Does the internship meet the legal requirements? Does it involve set hours, set responsibilities and work that would otherwise need to be done by a paid member of staff? If so, the intern would need to be paid at least the national minimum wage.

Others were sceptical about whether the charity aspect made it acceptable. The major complaints were about the opportunity being open only to people wealthy enough to shell out at least £650 for a week’s work experience. Graduate Fog states:

“As journalism is one of the most competitive industries for UK graduates to break into, and experience is hard to get, it is safe to say that the person who does this internship will be __more likely to secure a paid job in future than a person who can’t afford to do it.

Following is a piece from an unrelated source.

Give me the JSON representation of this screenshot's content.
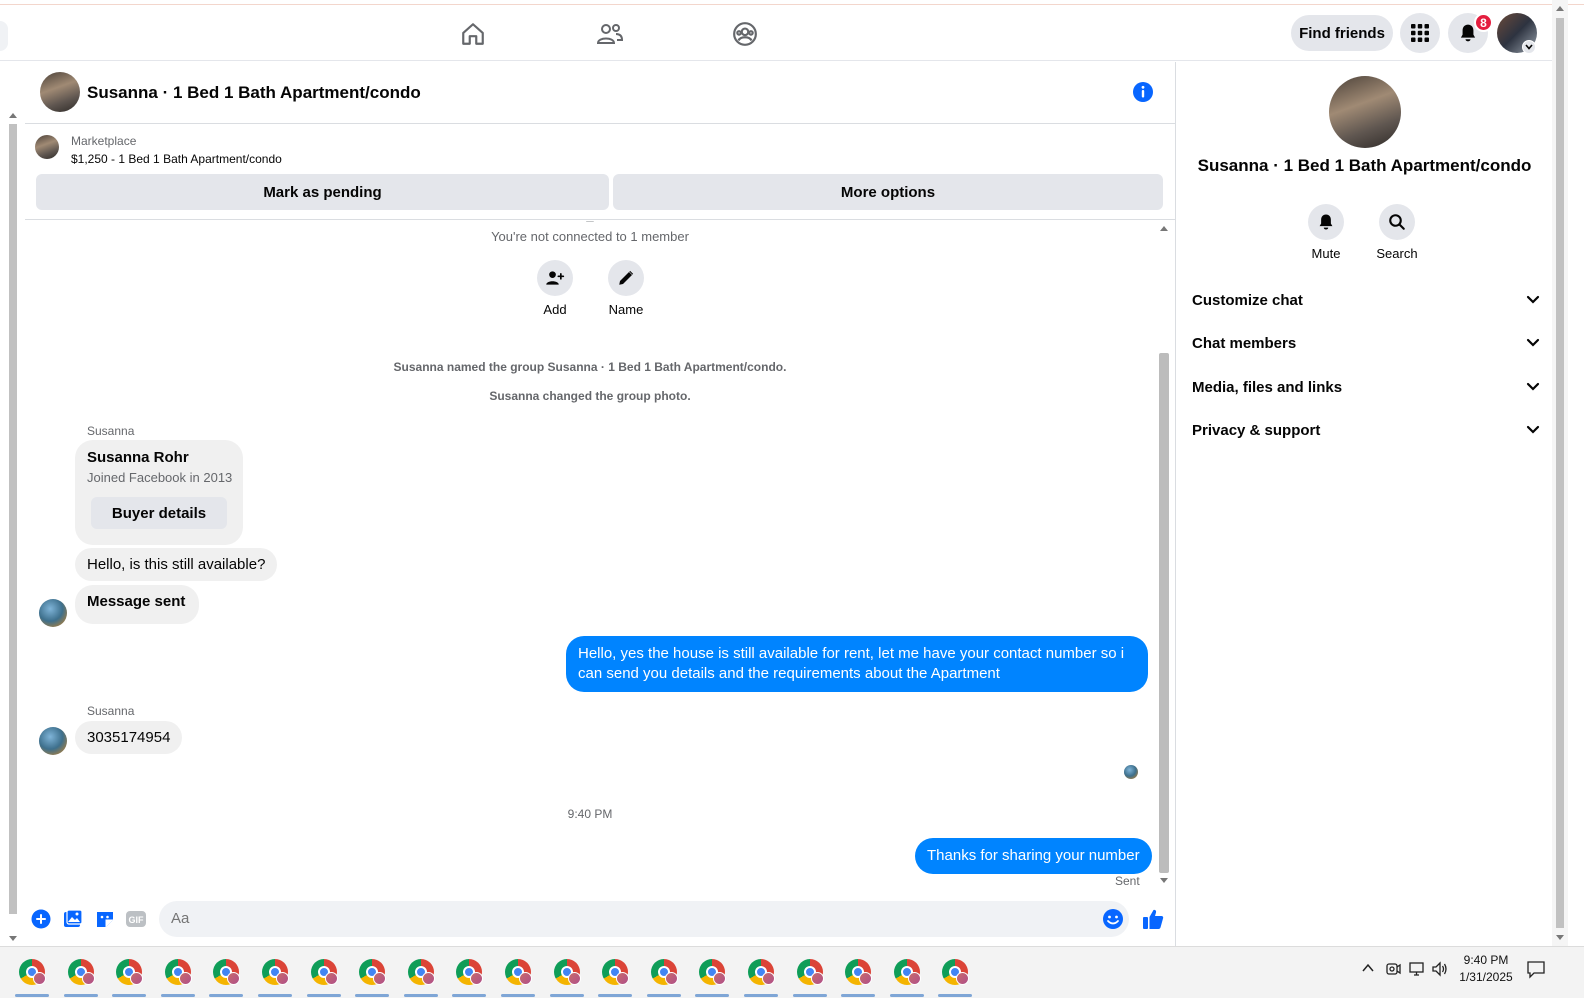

In our opinion, the fact that a few hundred quid will go to charity does not justify that. Internships should never be for sale, or presented as a prize. It is unfair and inappropriate.”

City AM’s audience development manager, Tim Miller, can’t see what the fuss is all about. In an exchange of tweets with Graduate Fog, he points out that it’s a one-off charity initiative, and that “we offer internships at no cost.”

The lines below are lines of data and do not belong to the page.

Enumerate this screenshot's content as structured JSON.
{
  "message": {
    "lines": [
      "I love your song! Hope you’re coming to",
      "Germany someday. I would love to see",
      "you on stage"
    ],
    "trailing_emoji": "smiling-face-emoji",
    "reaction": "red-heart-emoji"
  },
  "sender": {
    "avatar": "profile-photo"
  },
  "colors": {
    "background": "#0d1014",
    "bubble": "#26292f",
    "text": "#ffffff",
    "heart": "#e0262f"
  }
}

Graduate Fog countered: “CV-boosting experience is simply an inappropriate prize in 2016. CityAM should find something else to auction for the money which isn’t at the expense of whoever gets pushed back in the queue for paid jobs, when this person gets pushed forward.”

I note that some interns are very well paid by companies who recruit them. According to a report by none other than City AM, Barclays bank pays people £5,640 a month while UBS gives its “summer workers” £3,964 a month.